The lawsuits which IBM has just filed against Amazon for patent
violations (http://tinyurl.com/ykgtmo), are not the beginning of the story, just
the beginning of the end. IBM says it has tried more than a dozen times since
2002 to get Amazon to license five e-commerce patents, and that hundreds of
companies have done so. Amazon (which has not commented on the case) seems to be
the first company willing to fight.
IBM managed to take 2,974 patents last year, or 57 per week, and
has stockpiled 31,995 over the past 13 years. Nobody has read, much less
understood, more than a fraction of these. However, IBM already rakes in $1bn a
year from patent licensing, and is looking to make more.
In the Amazon case, the stakes are high. IBM's patents include
"storing data in an interactive network," "ordering items using
an electronic catalogue" and "presenting advertising in an interactive
service". These could be considered fundamental to e-commerce on the web.
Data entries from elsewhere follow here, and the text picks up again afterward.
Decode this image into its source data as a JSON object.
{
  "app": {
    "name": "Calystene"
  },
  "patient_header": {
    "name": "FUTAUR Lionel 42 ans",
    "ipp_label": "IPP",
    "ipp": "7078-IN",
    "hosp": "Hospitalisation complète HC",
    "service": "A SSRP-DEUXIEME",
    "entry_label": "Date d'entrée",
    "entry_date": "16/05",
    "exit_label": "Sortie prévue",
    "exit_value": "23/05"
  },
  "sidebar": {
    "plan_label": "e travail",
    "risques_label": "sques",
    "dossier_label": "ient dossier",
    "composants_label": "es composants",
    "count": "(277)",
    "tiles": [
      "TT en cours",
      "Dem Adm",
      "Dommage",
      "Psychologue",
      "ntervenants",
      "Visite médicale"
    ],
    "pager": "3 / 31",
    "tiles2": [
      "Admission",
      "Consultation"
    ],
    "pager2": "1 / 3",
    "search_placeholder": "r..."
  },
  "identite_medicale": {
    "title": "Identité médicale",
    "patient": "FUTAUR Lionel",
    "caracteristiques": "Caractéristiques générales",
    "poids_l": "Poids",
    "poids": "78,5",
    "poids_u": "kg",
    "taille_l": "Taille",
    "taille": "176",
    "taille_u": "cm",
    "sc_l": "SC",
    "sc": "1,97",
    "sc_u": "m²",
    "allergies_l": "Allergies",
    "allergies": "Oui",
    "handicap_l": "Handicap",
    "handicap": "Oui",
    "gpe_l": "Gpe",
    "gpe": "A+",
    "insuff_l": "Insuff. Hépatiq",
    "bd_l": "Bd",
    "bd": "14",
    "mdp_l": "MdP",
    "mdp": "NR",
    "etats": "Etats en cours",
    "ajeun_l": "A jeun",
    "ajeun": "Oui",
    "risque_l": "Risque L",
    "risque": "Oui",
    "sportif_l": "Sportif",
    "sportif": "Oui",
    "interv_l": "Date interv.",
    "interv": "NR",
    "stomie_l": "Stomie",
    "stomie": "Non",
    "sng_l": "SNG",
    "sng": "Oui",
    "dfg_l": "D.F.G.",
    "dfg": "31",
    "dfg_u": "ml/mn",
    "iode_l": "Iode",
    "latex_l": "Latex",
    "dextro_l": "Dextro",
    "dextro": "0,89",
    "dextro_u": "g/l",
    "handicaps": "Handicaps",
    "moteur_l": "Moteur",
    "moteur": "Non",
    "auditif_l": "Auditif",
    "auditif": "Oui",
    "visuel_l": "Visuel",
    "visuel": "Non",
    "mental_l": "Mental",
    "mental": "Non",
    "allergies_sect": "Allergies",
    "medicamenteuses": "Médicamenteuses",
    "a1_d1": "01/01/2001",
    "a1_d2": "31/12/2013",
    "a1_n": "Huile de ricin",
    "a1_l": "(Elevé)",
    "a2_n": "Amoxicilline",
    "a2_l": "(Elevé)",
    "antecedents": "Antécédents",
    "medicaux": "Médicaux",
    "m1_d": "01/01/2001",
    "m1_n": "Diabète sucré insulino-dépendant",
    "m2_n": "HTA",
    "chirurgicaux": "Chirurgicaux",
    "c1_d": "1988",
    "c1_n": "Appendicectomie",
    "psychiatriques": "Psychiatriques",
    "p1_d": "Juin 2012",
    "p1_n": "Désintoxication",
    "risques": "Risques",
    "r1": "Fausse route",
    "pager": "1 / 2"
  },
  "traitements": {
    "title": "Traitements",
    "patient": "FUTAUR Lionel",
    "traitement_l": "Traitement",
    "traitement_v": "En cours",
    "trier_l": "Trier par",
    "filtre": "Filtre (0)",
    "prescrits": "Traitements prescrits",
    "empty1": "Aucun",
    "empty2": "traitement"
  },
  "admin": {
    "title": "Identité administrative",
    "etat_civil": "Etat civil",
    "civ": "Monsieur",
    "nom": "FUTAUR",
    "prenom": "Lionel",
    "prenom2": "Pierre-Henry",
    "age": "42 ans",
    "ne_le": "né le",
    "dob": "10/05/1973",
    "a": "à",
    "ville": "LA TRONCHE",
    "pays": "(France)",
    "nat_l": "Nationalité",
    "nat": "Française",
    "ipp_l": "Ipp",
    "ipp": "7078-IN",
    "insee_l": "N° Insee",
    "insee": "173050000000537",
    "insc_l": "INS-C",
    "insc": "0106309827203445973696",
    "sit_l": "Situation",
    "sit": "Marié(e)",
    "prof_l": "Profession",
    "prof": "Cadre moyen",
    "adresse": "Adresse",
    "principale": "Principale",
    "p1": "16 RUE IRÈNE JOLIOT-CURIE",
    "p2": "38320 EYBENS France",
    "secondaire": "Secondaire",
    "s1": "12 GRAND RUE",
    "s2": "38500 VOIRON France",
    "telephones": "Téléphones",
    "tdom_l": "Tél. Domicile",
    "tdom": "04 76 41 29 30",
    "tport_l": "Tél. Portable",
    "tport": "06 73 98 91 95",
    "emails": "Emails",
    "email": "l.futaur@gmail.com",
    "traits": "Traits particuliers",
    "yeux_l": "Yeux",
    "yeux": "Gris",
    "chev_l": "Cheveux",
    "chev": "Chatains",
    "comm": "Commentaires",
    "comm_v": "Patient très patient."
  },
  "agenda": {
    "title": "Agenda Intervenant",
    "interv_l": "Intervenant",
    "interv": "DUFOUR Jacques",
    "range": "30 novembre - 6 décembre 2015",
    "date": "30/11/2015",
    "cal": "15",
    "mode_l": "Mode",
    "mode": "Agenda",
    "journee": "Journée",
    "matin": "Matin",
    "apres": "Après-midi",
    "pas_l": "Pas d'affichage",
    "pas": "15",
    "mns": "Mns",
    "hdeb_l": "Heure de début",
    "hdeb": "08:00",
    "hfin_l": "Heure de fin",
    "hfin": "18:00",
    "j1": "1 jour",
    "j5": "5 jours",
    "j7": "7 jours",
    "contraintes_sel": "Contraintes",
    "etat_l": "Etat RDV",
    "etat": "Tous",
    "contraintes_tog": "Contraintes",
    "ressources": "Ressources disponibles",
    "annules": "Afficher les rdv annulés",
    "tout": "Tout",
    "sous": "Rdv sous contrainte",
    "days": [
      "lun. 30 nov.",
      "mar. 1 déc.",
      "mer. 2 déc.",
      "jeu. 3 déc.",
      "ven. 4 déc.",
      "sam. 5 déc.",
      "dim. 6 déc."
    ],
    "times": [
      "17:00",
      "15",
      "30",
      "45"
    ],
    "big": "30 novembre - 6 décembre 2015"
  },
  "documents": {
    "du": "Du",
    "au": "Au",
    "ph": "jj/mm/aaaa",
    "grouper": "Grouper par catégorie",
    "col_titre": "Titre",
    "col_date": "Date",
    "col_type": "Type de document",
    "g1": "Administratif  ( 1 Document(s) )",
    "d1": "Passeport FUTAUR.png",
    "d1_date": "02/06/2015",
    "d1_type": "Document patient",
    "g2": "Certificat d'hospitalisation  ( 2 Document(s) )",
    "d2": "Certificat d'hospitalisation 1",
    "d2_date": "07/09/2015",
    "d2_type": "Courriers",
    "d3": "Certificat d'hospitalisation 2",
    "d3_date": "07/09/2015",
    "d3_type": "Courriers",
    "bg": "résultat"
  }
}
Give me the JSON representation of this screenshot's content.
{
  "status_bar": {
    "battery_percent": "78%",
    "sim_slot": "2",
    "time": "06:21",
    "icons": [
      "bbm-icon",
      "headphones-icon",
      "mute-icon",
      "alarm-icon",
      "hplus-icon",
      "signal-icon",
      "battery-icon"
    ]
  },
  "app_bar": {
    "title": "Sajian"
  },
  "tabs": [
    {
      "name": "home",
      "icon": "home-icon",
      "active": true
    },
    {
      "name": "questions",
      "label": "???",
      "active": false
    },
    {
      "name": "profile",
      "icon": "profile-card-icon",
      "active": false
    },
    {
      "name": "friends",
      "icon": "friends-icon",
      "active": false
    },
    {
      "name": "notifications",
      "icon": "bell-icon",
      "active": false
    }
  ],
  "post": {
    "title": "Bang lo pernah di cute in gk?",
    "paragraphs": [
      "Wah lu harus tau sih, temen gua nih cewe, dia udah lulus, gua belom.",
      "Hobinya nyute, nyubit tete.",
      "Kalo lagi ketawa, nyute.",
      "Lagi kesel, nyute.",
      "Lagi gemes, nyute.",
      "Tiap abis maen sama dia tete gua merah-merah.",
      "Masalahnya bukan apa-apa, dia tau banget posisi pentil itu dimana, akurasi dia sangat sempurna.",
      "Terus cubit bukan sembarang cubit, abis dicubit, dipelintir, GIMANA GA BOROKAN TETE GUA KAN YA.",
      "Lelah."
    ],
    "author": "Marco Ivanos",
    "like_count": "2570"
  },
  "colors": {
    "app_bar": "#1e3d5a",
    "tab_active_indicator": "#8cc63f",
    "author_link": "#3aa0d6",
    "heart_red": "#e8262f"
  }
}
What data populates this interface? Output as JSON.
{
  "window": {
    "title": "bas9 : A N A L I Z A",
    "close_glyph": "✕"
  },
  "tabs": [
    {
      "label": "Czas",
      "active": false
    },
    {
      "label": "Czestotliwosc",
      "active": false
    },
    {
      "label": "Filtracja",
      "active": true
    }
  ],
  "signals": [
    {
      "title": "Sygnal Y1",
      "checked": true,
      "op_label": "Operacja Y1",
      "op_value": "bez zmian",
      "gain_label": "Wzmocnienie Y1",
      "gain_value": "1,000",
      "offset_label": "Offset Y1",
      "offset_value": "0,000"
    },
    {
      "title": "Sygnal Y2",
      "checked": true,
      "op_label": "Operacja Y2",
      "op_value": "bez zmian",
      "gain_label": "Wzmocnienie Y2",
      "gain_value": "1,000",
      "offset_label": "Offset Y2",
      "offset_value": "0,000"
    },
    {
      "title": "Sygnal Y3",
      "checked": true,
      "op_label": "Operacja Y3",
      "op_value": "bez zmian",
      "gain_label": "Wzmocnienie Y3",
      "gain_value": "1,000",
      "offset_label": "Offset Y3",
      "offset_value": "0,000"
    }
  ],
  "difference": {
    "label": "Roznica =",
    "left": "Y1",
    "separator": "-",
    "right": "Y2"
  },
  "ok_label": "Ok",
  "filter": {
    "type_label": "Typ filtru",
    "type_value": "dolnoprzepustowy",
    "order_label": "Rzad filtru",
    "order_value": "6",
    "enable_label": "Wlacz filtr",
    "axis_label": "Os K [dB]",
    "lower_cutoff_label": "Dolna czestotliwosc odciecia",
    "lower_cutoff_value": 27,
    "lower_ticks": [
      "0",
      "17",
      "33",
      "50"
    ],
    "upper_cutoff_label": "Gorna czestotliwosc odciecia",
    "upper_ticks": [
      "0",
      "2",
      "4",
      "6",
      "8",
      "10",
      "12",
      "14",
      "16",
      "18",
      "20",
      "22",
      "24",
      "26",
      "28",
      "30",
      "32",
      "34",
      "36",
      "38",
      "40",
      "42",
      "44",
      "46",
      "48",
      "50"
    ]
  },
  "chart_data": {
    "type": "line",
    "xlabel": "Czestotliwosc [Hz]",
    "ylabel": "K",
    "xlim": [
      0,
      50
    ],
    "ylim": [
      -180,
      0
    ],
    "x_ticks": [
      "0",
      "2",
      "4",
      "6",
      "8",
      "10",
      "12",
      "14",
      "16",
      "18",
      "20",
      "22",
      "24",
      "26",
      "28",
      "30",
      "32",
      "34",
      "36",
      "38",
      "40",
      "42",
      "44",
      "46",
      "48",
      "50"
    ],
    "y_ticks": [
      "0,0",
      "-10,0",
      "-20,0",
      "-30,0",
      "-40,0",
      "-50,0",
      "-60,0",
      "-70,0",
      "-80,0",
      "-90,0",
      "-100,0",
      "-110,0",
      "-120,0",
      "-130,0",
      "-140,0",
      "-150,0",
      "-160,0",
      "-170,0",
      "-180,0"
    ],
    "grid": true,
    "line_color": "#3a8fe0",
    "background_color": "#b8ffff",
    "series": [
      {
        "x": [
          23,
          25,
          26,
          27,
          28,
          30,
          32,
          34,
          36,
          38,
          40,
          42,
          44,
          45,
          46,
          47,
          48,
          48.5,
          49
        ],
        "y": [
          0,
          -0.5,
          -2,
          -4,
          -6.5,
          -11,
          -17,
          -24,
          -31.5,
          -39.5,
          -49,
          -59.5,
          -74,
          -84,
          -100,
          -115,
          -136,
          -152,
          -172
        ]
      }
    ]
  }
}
If the patents stand up, it could let IBM impose what amounts to a tax on online
shopping.
Whether they will stand up is now a matter for the courts, and
IBM has chosen carefully by filing two suits in different courts in the Eastern
District of Texas.
IBM's claims over things that now sound obvious could have
created a storm of protest. However, Amazon may have attracted less sympathetic
support than expected because it owns a patent on one-click purchasing. Other
online retailers, such as Apple's iTunes Music Store, have to pay Amazon to
licence what could also look like an obvious business method.
Whether IBM wins or not, patent attacks are not going away.
Patent holders are being encouraged by a huge growth in payouts.